Vector Slicer¶
VectorSlicer feature selection, which takes a feature vector and outputs a new feature vector with a sub-array of the original features. It is useful for extracting features from a vector column
Type¶
ml-transformer
Class¶
fire.nodes.ml.NodeVectorSlicer
Fields¶
Name |
Title |
Description |
|---|---|---|
inputCol |
Features Column |
The features column name |
outputCol |
Output Column |
The output column name |
indices |
Indices |
comma seprated |
names |
Names |
The output column name |
Details¶
VectorSlicer is a transformer that takes a feature vector and outputs a new feature vector with a sub-array of the original features.
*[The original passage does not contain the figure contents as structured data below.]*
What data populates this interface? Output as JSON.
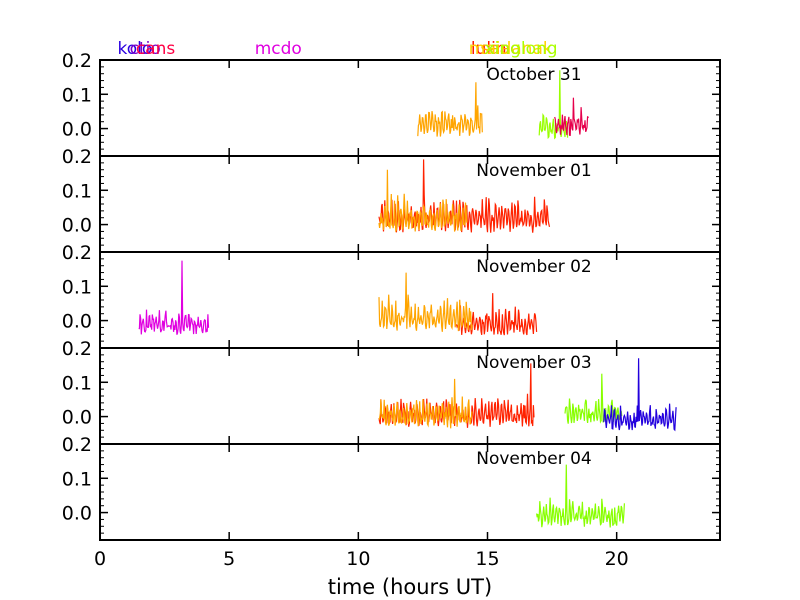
{
  "chart_data": {
    "type": "line",
    "xlabel": "time (hours UT)",
    "xlim": [
      0,
      24
    ],
    "xticks": [
      0,
      5,
      10,
      15,
      20
    ],
    "ylim": [
      -0.08,
      0.2
    ],
    "yticks": [
      0.0,
      0.1,
      0.2
    ],
    "ytick_labels": [
      "0.0",
      "0.1",
      "0.2"
    ],
    "sites": [
      {
        "name": "kolo",
        "color": "#2a00e0",
        "x": 1.35
      },
      {
        "name": "ctio",
        "color": "#7a00c8",
        "x": 1.75
      },
      {
        "name": "cans",
        "color": "#ff0044",
        "x": 2.15
      },
      {
        "name": "mcdo",
        "color": "#e000e0",
        "x": 6.9
      },
      {
        "name": "lulin",
        "color": "#ff1a00",
        "x": 15.05
      },
      {
        "name": "saao",
        "color": "#ffa500",
        "x": 15.5
      },
      {
        "name": "maidanak",
        "color": "#ffd000",
        "x": 15.9
      },
      {
        "name": "xinglong",
        "color": "#aaff00",
        "x": 16.3
      }
    ],
    "panels": [
      {
        "title": "October 31",
        "series": [
          {
            "name": "saao",
            "color": "#ffa500",
            "x_start": 12.3,
            "x_end": 14.8,
            "seed": 11,
            "base": 0.02,
            "amp": 0.055,
            "peak": 0.135
          },
          {
            "name": "xinglong",
            "color": "#99ff00",
            "x_start": 17.0,
            "x_end": 18.1,
            "seed": 12,
            "base": 0.01,
            "amp": 0.05,
            "peak": 0.17
          },
          {
            "name": "cans",
            "color": "#e6004c",
            "x_start": 17.6,
            "x_end": 18.9,
            "seed": 13,
            "base": 0.02,
            "amp": 0.05,
            "peak": 0.09
          }
        ]
      },
      {
        "title": "November 01",
        "series": [
          {
            "name": "lulin",
            "color": "#ff2200",
            "x_start": 10.8,
            "x_end": 17.4,
            "seed": 21,
            "base": 0.02,
            "amp": 0.07,
            "peak": 0.19
          },
          {
            "name": "saao",
            "color": "#ffa500",
            "x_start": 10.8,
            "x_end": 14.2,
            "seed": 22,
            "base": 0.02,
            "amp": 0.07,
            "peak": 0.16
          }
        ]
      },
      {
        "title": "November 02",
        "series": [
          {
            "name": "mcdo",
            "color": "#e000e0",
            "x_start": 1.5,
            "x_end": 4.2,
            "seed": 31,
            "base": 0.0,
            "amp": 0.045,
            "peak": 0.175
          },
          {
            "name": "lulin",
            "color": "#ff2200",
            "x_start": 13.8,
            "x_end": 16.9,
            "seed": 32,
            "base": 0.0,
            "amp": 0.05,
            "peak": 0.08
          },
          {
            "name": "saao",
            "color": "#ffa500",
            "x_start": 10.8,
            "x_end": 14.4,
            "seed": 33,
            "base": 0.01,
            "amp": 0.07,
            "peak": 0.14
          }
        ]
      },
      {
        "title": "November 03",
        "series": [
          {
            "name": "lulin",
            "color": "#ff2200",
            "x_start": 10.8,
            "x_end": 16.8,
            "seed": 41,
            "base": 0.01,
            "amp": 0.06,
            "peak": 0.155
          },
          {
            "name": "saao",
            "color": "#ffa500",
            "x_start": 10.8,
            "x_end": 14.4,
            "seed": 42,
            "base": 0.01,
            "amp": 0.06,
            "peak": 0.11
          },
          {
            "name": "xinglong",
            "color": "#88ff00",
            "x_start": 18.0,
            "x_end": 20.2,
            "seed": 43,
            "base": 0.02,
            "amp": 0.05,
            "peak": 0.125
          },
          {
            "name": "kolo",
            "color": "#2200dd",
            "x_start": 19.5,
            "x_end": 22.3,
            "seed": 44,
            "base": 0.0,
            "amp": 0.05,
            "peak": 0.17
          }
        ]
      },
      {
        "title": "November 04",
        "series": [
          {
            "name": "xinglong",
            "color": "#88ff00",
            "x_start": 16.9,
            "x_end": 20.3,
            "seed": 51,
            "base": 0.0,
            "amp": 0.05,
            "peak": 0.14
          }
        ]
      }
    ]
  }
}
It is useful for extracting features from a vector column.
VectorSlicer accepts a vector column with specified indices, then outputs a new vector column whose values are selected via those indices.
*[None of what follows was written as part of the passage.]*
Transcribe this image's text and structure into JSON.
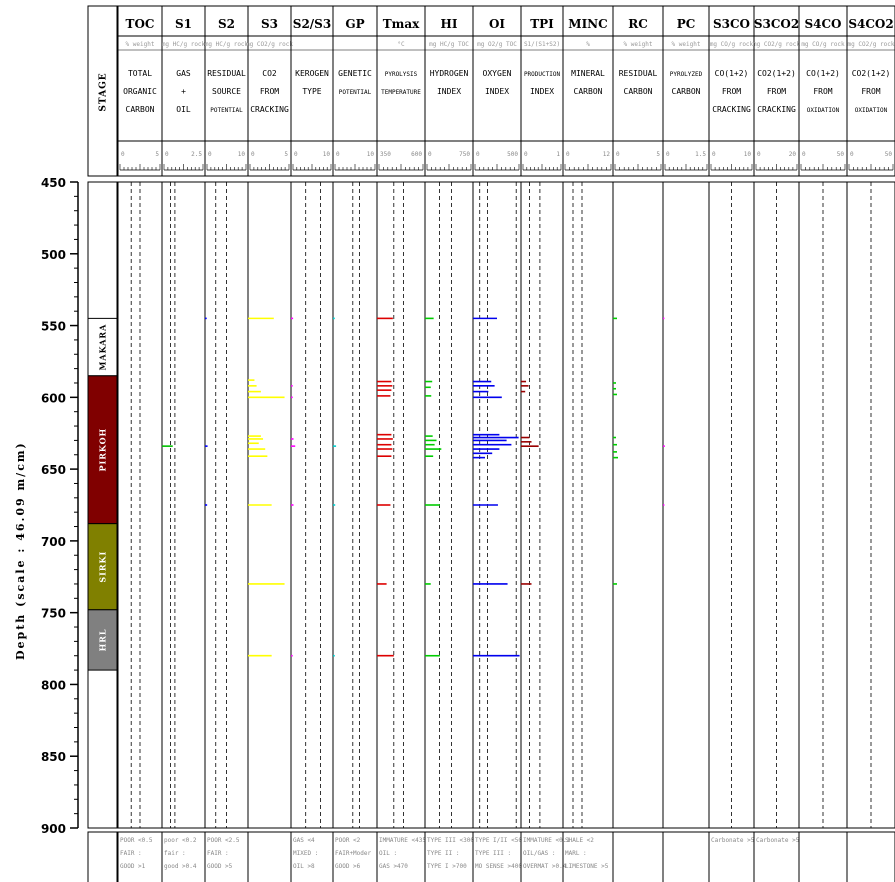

More details are available at : http://spark.apache.org/docs/latest/ml-features.html#vectorslicer
Examples¶
The below example is available at : http://spark.apache.org/docs/latest/ml-features.html#vectorslicer¶
import java.util.Arrays
import org.apache.spark.ml.attribute.{Attribute, AttributeGroup, NumericAttribute}
import org.apache.spark.ml.feature.VectorSlicer
import org.apache.spark.ml.linalg.Vectors
import org.apache.spark.sql.Row
import org.apache.spark.sql.types.StructType
val data = Arrays.asList(Row(Vectors.dense(-2.0, 2.3, 0.0)))
val defaultAttr = NumericAttribute.defaultAttr
val attrs = Array(“f1”, “f2”, “f3”).map(defaultAttr.withName)
val attrGroup = new AttributeGroup(“userFeatures”, attrs.asInstanceOf[Array[Attribute]])
val dataset = spark.createDataFrame(data, StructType(Array(attrGroup.toStructField())))
val slicer = new VectorSlicer().setInputCol(“userFeatures”).setOutputCol(“features”)
slicer.setIndices(Array(1)).setNames(Array(“f3”))
// or slicer.setIndices(Array(1, 2)), or slicer.setNames(Array(“f2”, “f3”))
val output = slicer.transform(dataset)
println(output.select(“userFeatures”, “features”).first())